Отец в ответ только смеялся.


На уроках Сара никак не может сосредоточиться: над математическими уравнениями размышляет так долго и усиленно, словно икс и игрек таят в себе принцип не менее важный, чем один из постулатов Рамбама, и ошибиться в решении означает упустить свой единственный шанс на постижение великой истины. А потом стоит перед картой Российской империи, где надобно отыскать озеро Балхаш, но видит лишь волны, пробегающие по этой карте, словно по шкуре какого-нибудь испуганного животного, и с каждой волной знакомые границы все сильнее смещаются, территория дробится и меняет цвет, с разных сторон на нее то наползает, то отступает тьма…

Странно, что никто другой этого не замечает.

– Белицкая, ну же, быстрее, – раздраженным голосом требует учительница, госпожа Кенигшац, и смотрит на Сару поверх очков. – Можно подумать, я велела указать, где живут потерянные колена Израилевы.

В одном она права: надо быстрее с этим покончить.
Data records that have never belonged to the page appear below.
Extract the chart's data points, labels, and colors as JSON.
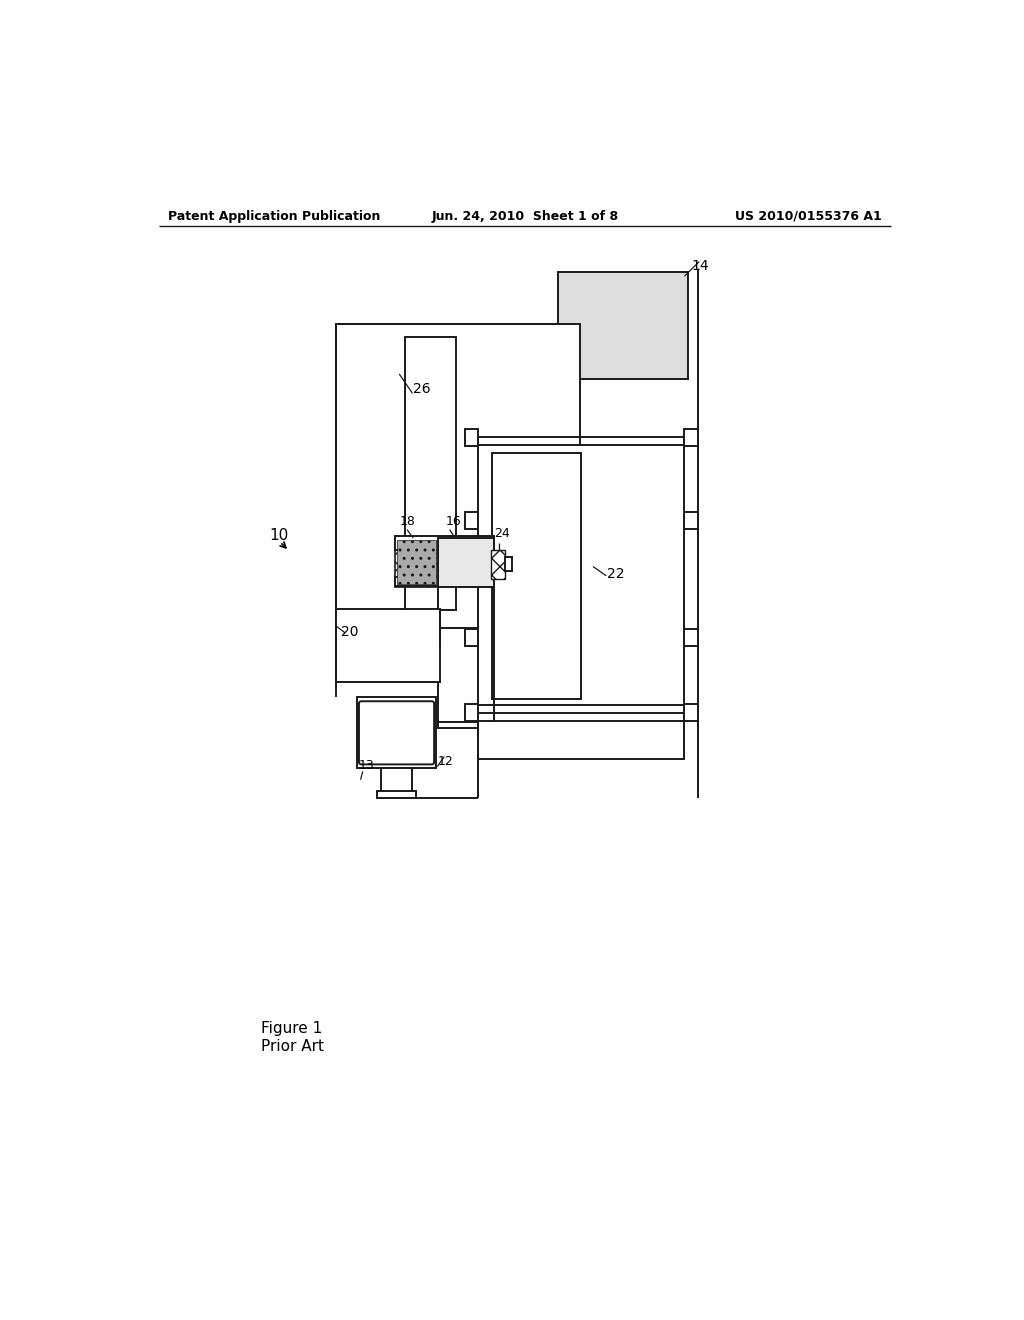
{
  "bg_color": "#ffffff",
  "header_left": "Patent Application Publication",
  "header_center": "Jun. 24, 2010  Sheet 1 of 8",
  "header_right": "US 2010/0155376 A1",
  "footer_fig": "Figure 1",
  "footer_sub": "Prior Art",
  "lc": "#1a1a1a",
  "lw": 1.4
}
Сара тыкает указкой наугад, попадает в Байкал, получает предсказуемую оценку и возвращается за парту, потупившись, хотя на самом деле не слышит ни слова из язвительной тирады Кенигшац про чересчур самонадеянных учениц, которым стоило бы помнить про экзамены. Шепот и встревоженные взгляды подружек текут мимо нее, как вода. Она вспоминает сон… да, все-таки сон.

Она думает про Змея.

Прежде всего, почему она убеждена, что этого… это существо следует называть именно так? Явившийся во сне незваный гость выглядел вполне человекоподобным, невзирая на третий глаз и странные одежды. И чешую. Да, чешую – но слово «Змей» всплыло в разуме Сары до того, как та проявилась, пусть на логику и последовательность событий во сне и нельзя положиться всерьез.

Ладно бы он предложил ей яблоко, а не просто протянул руку…
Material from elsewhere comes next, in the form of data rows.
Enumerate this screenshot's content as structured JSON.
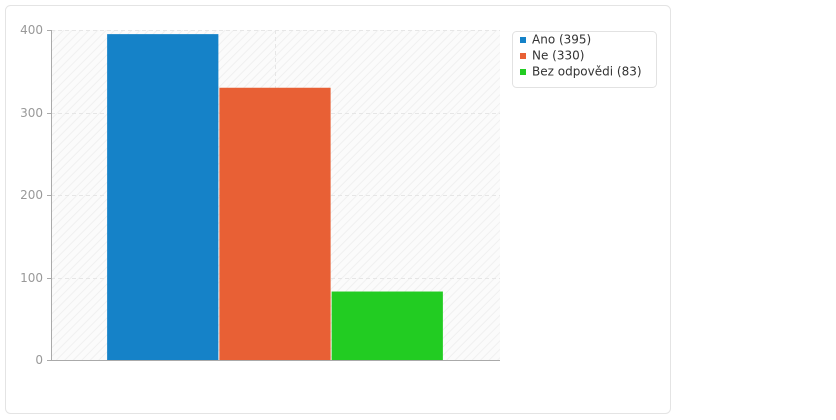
{
  "chart_data": {
    "type": "bar",
    "categories": [
      null
    ],
    "series": [
      {
        "name": "Ano (395)",
        "color": "#1582c8",
        "values": [
          395
        ]
      },
      {
        "name": "Ne (330)",
        "color": "#e86035",
        "values": [
          330
        ]
      },
      {
        "name": "Bez odpovědi (83)",
        "color": "#22cc22",
        "values": [
          83
        ]
      }
    ],
    "ylim": [
      0,
      400
    ],
    "yticks": [
      0,
      100,
      200,
      300,
      400
    ],
    "grid": true,
    "legend": "right"
  }
}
Так, в раздумьях, она возвращается домой сперва в компании девочек, потом одна; бредет мимо гостиницы «Лондон» и синагоги, через некоторое время начинает машинально здороваться по пути со всеми соседями и знакомыми, а потом оказывается возле родного дома. Ненадолго замирает у крыльца. На улице деревья сплошь молодые, их тоненькие веточки покрыты бледно-зеленой листвой, которая кажется слишком нежной для этой холодной весны… или, может, Сара просто заболела, ее знобит? Это бы объяснило странный сон и не менее странные блуждания по коридорам разума.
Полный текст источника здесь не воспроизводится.